April 7 (Reuters) -
BlackRock ( BLK ) CEO Larry Fink said stock markets could
extend their decline by 20% as the U.S. imposes steep tariffs,
noting views among his peers that the economy is probably
already in contraction.
"Most CEOs I talk to would say we are probably in a
recession right now," Fink told the Economic Club of New York on
Monday. The tariffs are poised to make many items more expensive
in an economy already facing worker shortages, meaning there is
more inflationary pressure than markets expect.
Still, the leader of the world's largest asset manager said
recent stock market weakness was "more of a buying opportunity
than a selling opportunity," in the long run, and did not pose
systemic risks. "That doesn't mean we can't fall another 20%
from here too," he said.
Fink was among the first Wall Street executives to weigh in
publicly on the market meltdown after U.S. President Donald
Trump announced major tariffs last week.
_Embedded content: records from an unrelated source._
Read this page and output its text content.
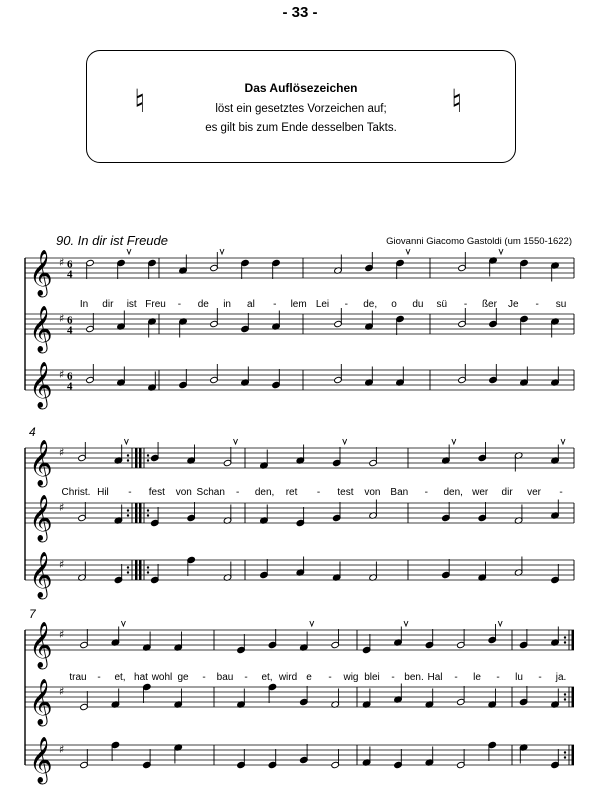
- 33 -
♮	♮
Das Auflösezeichen
löst ein gesetztes Vorzeichen auf;
es gilt bis zum Ende desselben Takts.
90. In dir ist Freude	Giovanni Giacomo Gastoldi (um 1550-1622)
𝄞 ♯ 6
4
𝄞 ♯ 6
4
𝄞 ♯ 6
4
In dir ist Freu - de in al - lem Lei - de, o du sü - ßer Je - su
𝄞 ♯
𝄞 ♯
𝄞 ♯
4
Christ. Hil - fest von Schan - den, ret - test von Ban - den, wer dir ver -
𝄞 ♯
𝄞 ♯
𝄞 ♯
7
trau - et, hat wohl ge - bau - et, wird e - wig blei - ben. Hal - le - lu - ja.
On Monday, Trump
threatened another 50% tariff on Chinese imports, pushing the
S&P 500 toward a 20% drop from its February high.
While Fink declined to discuss the administration's
pressure on law firms
, he expressed concern that the U.S. could lose its place as
the leader of capital markets.
Fink said he sees no chance that the Federal Reserve
would cut interest rates four or five times this year given the
inflation outlook.
BlackRock ( BLK ) could face nine more months of regulatory
review to close a deal with Hong Kong-based CK Hutchison that
for
control of important
ports near the Panama Canal, Fink said. The transaction was
driven by commercial interests, rather than geopolitical
considerations, said Fink, who said he discussed the deal with
U.S. policy makers.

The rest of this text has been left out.